When I talked to him about how the Titans have allowed just two sacks this season and none in the last five games and asked if he thought they could have a historic season with regard to pass protection, he said he did not want to know anything about sack-related records.
"If you start looking at that number and you don't want to get to that number, then you start pressing," he said. "As soon as you press, your technique goes out the window and then you start trying too hard not to get them. When you try not to get them, that's when they happen. No, I don't want to know what the number is."
Jeremy Lundblad of ESPN Research tells me the 1988 Miami Dolphins hold the record for the fewest sacks allowed in a season, with seven, and that the 1988 and '89 Dolphins went 19 games without allowing one. The Titans are on pace to give up between four and five sacks.
"It is a point of pride, but at the same time you don't want to think about it," said Roos, the Titans left tackle who should emerge in the Pro Bowl picture this season. "Because then you start thinking about it too much, focusing on it and then you psych yourself out and that's when they start coming.
"More than anything we try to minimize hits. Sometimes a hit can be a lot worse than a sack, that's how injuries can happen. You try to at least start there."

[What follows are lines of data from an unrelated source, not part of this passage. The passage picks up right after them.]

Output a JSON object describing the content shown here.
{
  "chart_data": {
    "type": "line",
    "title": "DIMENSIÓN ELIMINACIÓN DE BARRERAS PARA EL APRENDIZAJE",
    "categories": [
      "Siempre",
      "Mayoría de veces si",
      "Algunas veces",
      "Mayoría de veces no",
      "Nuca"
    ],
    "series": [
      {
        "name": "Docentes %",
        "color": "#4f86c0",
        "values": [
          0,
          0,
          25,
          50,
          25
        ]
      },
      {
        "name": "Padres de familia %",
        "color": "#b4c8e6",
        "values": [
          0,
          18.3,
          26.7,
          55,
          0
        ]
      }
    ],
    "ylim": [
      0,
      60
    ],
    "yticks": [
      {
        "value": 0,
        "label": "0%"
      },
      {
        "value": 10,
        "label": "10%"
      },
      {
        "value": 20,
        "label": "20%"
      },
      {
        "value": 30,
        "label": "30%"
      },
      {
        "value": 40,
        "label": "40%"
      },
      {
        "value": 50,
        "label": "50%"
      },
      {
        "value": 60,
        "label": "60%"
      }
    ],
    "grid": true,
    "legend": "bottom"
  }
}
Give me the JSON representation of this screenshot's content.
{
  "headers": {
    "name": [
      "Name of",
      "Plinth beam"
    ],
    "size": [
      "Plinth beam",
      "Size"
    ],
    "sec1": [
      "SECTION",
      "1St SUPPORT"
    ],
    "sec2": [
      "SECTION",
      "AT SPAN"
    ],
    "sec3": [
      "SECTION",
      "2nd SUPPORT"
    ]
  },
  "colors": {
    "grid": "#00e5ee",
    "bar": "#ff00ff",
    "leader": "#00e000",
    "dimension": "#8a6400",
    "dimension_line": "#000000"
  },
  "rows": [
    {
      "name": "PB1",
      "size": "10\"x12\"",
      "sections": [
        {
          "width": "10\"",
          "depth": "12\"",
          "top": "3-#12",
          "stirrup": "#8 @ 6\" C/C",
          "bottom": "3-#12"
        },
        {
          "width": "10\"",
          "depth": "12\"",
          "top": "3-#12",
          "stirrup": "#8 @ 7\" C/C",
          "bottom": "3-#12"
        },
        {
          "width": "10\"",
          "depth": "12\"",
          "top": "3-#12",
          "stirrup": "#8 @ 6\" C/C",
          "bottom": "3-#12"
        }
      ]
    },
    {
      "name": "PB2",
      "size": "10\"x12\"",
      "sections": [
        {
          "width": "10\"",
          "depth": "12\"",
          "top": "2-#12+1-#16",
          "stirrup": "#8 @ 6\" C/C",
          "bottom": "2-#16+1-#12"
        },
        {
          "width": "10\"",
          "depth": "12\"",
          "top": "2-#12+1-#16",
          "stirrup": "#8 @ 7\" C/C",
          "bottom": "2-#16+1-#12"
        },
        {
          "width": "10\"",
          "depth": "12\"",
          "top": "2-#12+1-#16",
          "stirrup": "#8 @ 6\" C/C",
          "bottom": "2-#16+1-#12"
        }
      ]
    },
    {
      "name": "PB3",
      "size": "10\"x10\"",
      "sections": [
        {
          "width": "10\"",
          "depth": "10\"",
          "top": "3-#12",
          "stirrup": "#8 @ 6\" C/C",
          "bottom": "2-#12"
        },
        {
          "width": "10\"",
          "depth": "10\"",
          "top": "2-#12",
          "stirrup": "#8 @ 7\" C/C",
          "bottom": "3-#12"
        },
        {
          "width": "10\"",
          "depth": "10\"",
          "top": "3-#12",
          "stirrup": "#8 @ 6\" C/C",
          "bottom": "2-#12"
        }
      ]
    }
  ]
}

Kerry Collins is helping his line in a big way with his willingness to hit check downs or throw balls away.
Jeff Fisher said he thinks 16 to 18 is a good number for a season -- roughly one a game. But obviously the Titans are expecting better than that now.
"People are pretty good at getting to the quarterback, so one per game I think would be a pretty good goal," he said. "The numbers are down, so that's good. It's hard to say what will happen. We'll play some teams that can rush the passer and there is always that snap, that one where somebody blows a protection and the quarterback goes down. We're just very pleased with the numbers right now."